When the surprising verdict was made in Geneva, the Saudi ruler Muhammad Bin Salman was visiting Emmanuel Macron in the Elysée.

Together they searched for ways out of the crises of the world.

Saudi Arabia has gas and money.

And it is a good customer of the armaments industry, which flourishes in wartime.

Corruption is at play, as it was when the World Cup was awarded to Qatar, where France will soon be defending the title it won in Moscow.

There are many conflicts between France and the Islamic world.

But Bin Salman made no conditions for his visit, came to terms with "Islamophobia" and did not appear to have any other moral qualms.

Emmanuel Macron, who received him, had it very well.

Nevertheless, he studiously overlooked the fact that, in an emergency, Bin Salman silences journalists even more brutally than Putin.

Macron, human rights advocate and pioneer of the restitution of stolen art, was probably a little ashamed of the way his best – state-salaried – experts, including the Louvre director Jean-Luc Martinez, had humiliated Abu Dhabi.

The desert state pays dearly for its Louvre branch, which sold treasures stolen to a Parisian mafia with forged papers in Egypt and Syria.

Abu Dhabi was ripped off like the Russian oligarch Dmitry Rybolovlev allegedly by his Geneva art dealer Yves Bouvier, whom he employed and paid as a consultant.

They are the two biggest art affairs of the decade: The Louvre scandal is in the investigation stage.

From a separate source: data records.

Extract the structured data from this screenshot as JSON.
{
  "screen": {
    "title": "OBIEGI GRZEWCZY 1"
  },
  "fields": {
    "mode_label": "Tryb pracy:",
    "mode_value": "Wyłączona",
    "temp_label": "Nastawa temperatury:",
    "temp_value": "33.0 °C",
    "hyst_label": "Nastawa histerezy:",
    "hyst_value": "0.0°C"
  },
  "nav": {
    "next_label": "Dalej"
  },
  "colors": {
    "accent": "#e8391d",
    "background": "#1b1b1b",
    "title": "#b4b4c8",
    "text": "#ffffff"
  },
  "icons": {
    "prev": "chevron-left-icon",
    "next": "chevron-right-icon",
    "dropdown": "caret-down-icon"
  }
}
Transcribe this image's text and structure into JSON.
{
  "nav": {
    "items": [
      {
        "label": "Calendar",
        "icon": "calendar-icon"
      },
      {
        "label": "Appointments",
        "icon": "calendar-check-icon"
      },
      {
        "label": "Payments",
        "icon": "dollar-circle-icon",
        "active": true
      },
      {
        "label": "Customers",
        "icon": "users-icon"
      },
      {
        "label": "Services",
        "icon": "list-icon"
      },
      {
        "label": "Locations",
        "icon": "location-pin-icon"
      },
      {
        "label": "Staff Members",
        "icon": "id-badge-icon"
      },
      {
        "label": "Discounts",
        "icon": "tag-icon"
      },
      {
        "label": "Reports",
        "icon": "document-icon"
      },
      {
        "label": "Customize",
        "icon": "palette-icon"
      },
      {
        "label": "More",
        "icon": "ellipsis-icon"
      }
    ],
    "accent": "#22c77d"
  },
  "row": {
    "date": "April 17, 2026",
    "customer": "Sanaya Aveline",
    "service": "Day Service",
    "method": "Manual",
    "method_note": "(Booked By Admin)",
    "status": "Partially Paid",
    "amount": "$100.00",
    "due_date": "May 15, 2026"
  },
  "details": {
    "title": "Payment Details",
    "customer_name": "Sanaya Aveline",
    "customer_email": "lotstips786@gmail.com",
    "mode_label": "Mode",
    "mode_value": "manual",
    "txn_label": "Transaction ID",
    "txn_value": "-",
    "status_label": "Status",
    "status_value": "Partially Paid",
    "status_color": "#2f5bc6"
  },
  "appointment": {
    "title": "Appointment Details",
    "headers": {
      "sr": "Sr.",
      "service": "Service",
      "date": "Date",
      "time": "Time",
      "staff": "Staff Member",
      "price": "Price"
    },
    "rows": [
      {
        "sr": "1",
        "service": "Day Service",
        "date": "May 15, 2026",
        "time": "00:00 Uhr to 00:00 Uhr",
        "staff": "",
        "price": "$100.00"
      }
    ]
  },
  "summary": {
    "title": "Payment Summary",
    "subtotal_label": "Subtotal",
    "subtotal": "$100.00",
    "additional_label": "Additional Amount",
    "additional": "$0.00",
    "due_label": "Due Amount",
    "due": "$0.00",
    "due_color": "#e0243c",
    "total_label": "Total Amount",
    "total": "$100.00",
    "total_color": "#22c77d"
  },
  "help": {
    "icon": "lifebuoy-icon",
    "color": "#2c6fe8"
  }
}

Rybolowlev and Bouvier fight each other in court.

"I'm ruined," wails Bouvier, the fallen "King of Geneva's bonded warehouse."

He has lost a billion, he is “off the market” and Rybolowlew wants to “kill” him.

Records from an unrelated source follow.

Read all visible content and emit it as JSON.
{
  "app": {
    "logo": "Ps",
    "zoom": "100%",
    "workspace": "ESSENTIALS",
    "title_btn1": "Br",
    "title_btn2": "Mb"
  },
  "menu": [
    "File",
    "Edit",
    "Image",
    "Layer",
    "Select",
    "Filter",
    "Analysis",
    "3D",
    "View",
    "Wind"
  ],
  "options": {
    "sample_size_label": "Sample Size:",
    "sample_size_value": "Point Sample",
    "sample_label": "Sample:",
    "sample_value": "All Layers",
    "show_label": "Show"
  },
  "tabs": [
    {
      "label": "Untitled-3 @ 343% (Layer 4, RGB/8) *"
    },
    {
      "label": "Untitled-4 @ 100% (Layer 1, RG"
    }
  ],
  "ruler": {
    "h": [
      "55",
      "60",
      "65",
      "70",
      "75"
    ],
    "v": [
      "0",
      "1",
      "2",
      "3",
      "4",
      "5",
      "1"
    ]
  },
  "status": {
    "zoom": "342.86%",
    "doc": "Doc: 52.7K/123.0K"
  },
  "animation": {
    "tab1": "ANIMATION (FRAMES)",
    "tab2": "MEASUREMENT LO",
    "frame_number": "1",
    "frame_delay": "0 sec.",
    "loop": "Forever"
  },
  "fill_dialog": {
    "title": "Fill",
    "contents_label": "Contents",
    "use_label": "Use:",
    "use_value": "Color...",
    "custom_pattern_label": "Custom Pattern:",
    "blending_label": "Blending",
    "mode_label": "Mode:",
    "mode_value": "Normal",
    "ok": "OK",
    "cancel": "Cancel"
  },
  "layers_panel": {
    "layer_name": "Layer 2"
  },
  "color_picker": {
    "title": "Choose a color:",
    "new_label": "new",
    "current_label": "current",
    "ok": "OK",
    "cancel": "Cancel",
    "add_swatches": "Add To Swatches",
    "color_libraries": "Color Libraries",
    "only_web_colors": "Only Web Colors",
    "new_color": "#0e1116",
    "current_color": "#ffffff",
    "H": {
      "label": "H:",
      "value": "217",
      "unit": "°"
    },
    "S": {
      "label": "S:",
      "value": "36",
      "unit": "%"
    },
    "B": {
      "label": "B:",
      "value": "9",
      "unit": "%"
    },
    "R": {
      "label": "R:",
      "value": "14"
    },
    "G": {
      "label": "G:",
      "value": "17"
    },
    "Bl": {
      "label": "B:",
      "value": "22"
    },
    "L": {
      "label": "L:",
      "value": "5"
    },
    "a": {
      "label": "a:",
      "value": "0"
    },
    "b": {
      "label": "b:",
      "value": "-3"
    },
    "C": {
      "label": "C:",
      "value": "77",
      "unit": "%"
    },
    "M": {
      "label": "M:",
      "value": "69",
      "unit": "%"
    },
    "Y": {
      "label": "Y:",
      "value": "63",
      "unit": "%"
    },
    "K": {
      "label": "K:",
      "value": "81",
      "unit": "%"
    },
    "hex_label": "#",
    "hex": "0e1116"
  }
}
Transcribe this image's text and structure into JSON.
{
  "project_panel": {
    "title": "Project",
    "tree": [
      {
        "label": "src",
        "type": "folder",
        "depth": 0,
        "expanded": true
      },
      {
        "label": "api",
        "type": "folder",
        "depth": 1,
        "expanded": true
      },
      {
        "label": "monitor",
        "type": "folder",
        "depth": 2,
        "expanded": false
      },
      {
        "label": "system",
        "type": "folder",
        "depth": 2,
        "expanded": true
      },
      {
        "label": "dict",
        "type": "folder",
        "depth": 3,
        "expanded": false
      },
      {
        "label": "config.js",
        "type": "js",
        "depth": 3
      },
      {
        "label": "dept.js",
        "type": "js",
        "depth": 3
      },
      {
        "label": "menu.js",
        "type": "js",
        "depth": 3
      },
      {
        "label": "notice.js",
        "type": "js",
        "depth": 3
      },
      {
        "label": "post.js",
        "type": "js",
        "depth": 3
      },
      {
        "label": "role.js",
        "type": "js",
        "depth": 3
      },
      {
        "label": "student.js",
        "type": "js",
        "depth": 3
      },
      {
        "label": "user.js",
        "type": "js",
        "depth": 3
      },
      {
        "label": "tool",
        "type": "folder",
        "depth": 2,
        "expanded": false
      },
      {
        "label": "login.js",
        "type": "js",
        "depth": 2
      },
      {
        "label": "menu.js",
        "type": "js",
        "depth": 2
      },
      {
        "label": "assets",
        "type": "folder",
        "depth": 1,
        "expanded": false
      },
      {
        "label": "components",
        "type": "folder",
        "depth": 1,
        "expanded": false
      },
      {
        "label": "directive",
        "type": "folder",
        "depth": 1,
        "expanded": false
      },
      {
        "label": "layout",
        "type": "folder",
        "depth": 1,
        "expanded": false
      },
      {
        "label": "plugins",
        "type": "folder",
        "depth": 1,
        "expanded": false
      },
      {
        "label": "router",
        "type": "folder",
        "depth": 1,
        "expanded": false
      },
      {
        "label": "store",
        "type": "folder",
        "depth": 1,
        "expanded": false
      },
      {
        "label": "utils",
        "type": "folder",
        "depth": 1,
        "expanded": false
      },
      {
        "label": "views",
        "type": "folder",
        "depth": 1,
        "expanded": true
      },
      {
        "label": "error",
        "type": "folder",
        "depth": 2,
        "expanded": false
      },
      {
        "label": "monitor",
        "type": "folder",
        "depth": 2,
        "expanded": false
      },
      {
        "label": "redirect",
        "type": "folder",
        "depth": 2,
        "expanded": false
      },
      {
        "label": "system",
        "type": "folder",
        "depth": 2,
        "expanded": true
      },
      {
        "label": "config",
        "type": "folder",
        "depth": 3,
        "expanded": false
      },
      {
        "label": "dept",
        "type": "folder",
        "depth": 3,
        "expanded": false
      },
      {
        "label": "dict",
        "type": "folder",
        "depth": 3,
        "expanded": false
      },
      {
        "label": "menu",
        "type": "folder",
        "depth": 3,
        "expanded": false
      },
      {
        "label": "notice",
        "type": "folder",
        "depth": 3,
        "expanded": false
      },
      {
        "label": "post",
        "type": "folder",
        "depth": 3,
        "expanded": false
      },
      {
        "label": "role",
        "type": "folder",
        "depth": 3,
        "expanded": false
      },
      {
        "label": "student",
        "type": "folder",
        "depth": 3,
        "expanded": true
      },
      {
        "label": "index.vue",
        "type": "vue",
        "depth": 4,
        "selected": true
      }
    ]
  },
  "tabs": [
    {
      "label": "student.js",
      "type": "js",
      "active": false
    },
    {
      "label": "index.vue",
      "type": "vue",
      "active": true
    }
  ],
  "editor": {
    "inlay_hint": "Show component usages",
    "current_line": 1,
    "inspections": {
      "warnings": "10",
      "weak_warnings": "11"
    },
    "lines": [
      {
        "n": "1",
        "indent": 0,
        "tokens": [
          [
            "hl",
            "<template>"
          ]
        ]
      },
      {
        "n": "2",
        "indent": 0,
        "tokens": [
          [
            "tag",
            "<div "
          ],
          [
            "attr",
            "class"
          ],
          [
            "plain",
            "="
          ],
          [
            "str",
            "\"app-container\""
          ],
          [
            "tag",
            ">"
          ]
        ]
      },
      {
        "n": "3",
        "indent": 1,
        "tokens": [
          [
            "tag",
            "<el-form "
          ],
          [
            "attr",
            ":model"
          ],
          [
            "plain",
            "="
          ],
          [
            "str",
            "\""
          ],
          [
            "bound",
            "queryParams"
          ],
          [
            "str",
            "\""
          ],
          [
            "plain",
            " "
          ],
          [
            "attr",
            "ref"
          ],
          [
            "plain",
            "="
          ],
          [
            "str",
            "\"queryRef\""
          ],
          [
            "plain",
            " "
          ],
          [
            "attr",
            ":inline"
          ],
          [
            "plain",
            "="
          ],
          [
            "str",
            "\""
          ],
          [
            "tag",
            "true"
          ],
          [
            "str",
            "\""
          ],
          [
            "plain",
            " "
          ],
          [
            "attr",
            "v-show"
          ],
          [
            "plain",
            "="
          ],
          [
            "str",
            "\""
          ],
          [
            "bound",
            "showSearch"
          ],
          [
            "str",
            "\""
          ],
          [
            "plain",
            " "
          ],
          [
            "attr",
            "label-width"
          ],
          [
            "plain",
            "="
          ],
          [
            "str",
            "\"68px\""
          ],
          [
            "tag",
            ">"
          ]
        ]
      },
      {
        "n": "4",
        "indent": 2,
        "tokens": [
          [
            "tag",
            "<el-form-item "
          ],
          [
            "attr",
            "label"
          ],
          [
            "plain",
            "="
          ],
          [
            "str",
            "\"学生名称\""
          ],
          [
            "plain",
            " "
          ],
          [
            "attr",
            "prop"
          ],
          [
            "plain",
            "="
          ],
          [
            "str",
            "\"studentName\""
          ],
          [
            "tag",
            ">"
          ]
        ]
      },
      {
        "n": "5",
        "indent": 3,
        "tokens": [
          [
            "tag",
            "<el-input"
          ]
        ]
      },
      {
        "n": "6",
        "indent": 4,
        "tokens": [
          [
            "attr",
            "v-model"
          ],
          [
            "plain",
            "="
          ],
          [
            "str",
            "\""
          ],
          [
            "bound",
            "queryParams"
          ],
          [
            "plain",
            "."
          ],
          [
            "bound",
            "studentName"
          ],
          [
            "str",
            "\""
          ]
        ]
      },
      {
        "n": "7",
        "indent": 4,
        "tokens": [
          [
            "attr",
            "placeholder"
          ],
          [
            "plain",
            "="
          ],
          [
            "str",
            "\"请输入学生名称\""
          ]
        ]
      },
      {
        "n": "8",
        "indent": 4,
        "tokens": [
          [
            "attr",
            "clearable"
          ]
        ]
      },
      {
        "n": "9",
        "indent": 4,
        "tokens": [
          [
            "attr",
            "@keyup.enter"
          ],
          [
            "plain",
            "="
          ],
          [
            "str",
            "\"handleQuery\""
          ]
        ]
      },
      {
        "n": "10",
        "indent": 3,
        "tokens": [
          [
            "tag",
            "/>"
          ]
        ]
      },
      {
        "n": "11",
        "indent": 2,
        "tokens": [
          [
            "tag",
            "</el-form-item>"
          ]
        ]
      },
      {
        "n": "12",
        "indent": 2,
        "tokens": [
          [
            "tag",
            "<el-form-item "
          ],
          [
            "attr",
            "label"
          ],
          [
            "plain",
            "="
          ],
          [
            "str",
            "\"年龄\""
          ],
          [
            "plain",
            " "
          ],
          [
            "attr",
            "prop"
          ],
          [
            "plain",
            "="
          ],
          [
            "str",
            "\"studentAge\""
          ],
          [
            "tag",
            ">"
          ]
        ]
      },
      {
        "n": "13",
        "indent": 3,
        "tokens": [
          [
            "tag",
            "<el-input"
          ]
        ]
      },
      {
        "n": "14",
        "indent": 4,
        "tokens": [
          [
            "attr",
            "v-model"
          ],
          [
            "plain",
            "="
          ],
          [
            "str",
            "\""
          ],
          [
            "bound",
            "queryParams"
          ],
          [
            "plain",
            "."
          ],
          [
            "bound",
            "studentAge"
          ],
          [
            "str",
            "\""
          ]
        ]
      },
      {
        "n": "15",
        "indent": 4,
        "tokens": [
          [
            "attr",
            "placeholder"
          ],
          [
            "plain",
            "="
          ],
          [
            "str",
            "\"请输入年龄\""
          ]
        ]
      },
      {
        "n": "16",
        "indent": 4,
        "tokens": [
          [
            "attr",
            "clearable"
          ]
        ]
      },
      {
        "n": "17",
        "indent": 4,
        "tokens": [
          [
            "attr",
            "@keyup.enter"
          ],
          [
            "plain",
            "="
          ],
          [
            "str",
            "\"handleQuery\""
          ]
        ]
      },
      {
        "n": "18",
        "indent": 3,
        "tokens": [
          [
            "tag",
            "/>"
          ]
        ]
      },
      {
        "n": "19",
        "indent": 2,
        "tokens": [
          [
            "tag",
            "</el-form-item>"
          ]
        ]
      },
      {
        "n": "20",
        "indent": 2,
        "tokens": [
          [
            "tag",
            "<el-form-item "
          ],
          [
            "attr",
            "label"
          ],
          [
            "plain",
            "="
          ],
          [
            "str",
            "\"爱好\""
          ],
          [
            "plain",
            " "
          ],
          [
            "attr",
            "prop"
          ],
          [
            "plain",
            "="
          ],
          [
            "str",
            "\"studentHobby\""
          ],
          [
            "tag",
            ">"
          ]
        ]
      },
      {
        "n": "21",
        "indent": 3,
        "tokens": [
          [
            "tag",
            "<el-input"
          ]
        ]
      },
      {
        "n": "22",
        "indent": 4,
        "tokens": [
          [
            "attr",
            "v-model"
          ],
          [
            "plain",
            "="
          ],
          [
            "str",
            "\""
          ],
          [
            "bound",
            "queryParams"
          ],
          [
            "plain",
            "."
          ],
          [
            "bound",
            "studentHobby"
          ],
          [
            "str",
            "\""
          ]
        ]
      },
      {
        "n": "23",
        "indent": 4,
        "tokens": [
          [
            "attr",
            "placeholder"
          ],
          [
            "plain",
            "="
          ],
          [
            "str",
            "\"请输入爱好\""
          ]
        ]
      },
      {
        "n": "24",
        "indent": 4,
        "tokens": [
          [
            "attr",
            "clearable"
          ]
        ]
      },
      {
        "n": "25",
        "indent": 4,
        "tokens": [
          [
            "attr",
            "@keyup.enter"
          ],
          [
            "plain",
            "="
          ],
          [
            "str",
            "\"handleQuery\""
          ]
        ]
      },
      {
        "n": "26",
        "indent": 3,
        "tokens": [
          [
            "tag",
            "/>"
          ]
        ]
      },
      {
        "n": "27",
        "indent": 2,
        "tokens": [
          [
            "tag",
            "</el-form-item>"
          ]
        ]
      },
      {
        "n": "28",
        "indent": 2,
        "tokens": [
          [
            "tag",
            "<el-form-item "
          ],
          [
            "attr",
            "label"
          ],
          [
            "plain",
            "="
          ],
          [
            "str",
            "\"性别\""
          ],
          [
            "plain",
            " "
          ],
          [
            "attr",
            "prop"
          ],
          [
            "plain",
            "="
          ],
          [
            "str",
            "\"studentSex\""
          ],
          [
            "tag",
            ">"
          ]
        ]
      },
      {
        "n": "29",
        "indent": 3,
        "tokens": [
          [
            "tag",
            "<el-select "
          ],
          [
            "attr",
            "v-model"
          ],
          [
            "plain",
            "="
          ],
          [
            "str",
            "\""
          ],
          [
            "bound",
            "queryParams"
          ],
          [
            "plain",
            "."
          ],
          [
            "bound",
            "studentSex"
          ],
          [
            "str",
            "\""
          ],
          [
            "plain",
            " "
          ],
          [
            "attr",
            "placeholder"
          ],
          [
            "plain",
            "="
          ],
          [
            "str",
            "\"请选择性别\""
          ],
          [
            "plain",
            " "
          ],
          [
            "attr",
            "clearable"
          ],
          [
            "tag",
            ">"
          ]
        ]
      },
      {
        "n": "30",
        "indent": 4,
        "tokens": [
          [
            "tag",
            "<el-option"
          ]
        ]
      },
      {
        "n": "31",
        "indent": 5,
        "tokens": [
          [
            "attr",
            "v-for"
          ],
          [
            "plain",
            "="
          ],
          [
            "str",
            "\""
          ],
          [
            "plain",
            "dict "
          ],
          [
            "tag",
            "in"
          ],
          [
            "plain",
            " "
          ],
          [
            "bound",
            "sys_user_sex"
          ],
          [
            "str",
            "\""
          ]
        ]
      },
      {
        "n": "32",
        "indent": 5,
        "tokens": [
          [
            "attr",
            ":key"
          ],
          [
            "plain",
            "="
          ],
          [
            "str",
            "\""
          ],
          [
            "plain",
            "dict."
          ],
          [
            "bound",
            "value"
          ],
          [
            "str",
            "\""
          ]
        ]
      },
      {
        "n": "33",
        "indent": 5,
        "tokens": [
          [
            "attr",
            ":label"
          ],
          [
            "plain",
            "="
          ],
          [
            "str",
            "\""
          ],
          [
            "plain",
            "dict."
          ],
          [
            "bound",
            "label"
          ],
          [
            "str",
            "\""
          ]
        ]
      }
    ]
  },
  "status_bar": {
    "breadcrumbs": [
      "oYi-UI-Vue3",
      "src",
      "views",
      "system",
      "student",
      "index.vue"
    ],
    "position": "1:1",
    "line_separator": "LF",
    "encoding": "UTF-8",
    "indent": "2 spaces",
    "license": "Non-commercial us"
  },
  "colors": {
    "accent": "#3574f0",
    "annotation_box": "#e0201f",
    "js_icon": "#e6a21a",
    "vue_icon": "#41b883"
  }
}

He opened the most spectacular deal of the century for him with Leonardo's "Salvator Mundi": At 450 million dollars, it became the most expensive painting in the world - Rybolowlev's profit was more than 300 million.

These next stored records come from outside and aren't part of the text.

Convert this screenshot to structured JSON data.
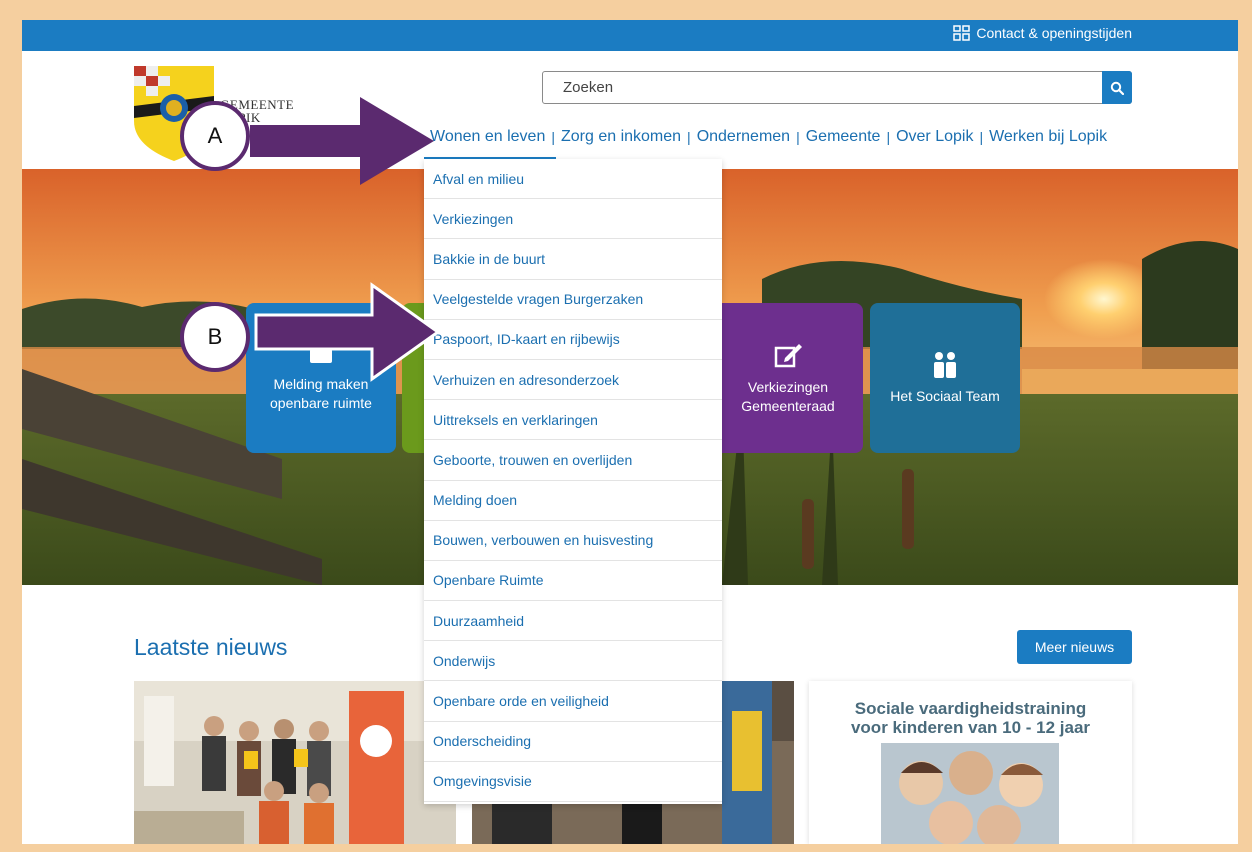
{
  "topbar": {
    "contact_label": "Contact & openingstijden",
    "contact_icon": "contact-icon"
  },
  "logo": {
    "text": "GEMEENTE LOPIK"
  },
  "search": {
    "placeholder": "Zoeken",
    "icon": "search-icon"
  },
  "nav": {
    "items": [
      "Wonen en leven",
      "Zorg en inkomen",
      "Ondernemen",
      "Gemeente",
      "Over Lopik",
      "Werken bij Lopik"
    ],
    "active": "Wonen en leven"
  },
  "dropdown": {
    "items": [
      "Afval en milieu",
      "Verkiezingen",
      "Bakkie in de buurt",
      "Veelgestelde vragen Burgerzaken",
      "Paspoort, ID-kaart en rijbewijs",
      "Verhuizen en adresonderzoek",
      "Uittreksels en verklaringen",
      "Geboorte, trouwen en overlijden",
      "Melding doen",
      "Bouwen, verbouwen en huisvesting",
      "Openbare Ruimte",
      "Duurzaamheid",
      "Onderwijs",
      "Openbare orde en veiligheid",
      "Onderscheiding",
      "Omgevingsvisie"
    ]
  },
  "tiles": {
    "melding": {
      "line1": "Melding maken",
      "line2": "openbare ruimte",
      "color": "#1b7cc2"
    },
    "verkiezingen": {
      "line1": "Verkiezingen",
      "line2": "Gemeenteraad",
      "color": "#6d2f8e"
    },
    "sociaal": {
      "label": "Het Sociaal Team",
      "color": "#1f6f98"
    },
    "green": {
      "color": "#6b9a1c"
    }
  },
  "news": {
    "title": "Laatste nieuws",
    "more_label": "Meer nieuws",
    "card3_title_line1": "Sociale vaardigheidstraining",
    "card3_title_line2": "voor kinderen van 10 - 12 jaar"
  },
  "annotations": {
    "a": "A",
    "b": "B",
    "color": "#5b2a6f"
  },
  "colors": {
    "brand_blue": "#1b7cc2",
    "page_border": "#f5cf9f"
  }
}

"I'm leading ten to zero," Bouvier boasted in the "Tribune de Genève".

He won every lawsuit and lost not a single one.

The ultimate goal of his ruined life is to render the Russians "harmless".

However, he has now lost a case:

The Geneva court must open investigations against Bouvier.

Above all, this means that the legal battle will continue for years.

The reaction to the verdict in Paris remains a state secret.

The Louvre did not want the controversial "Salvator Mundi" and judged it rather disparagingly.

Leonardo's "Savior of the World" is probably hanging in Muhammad Bin Salman's yacht.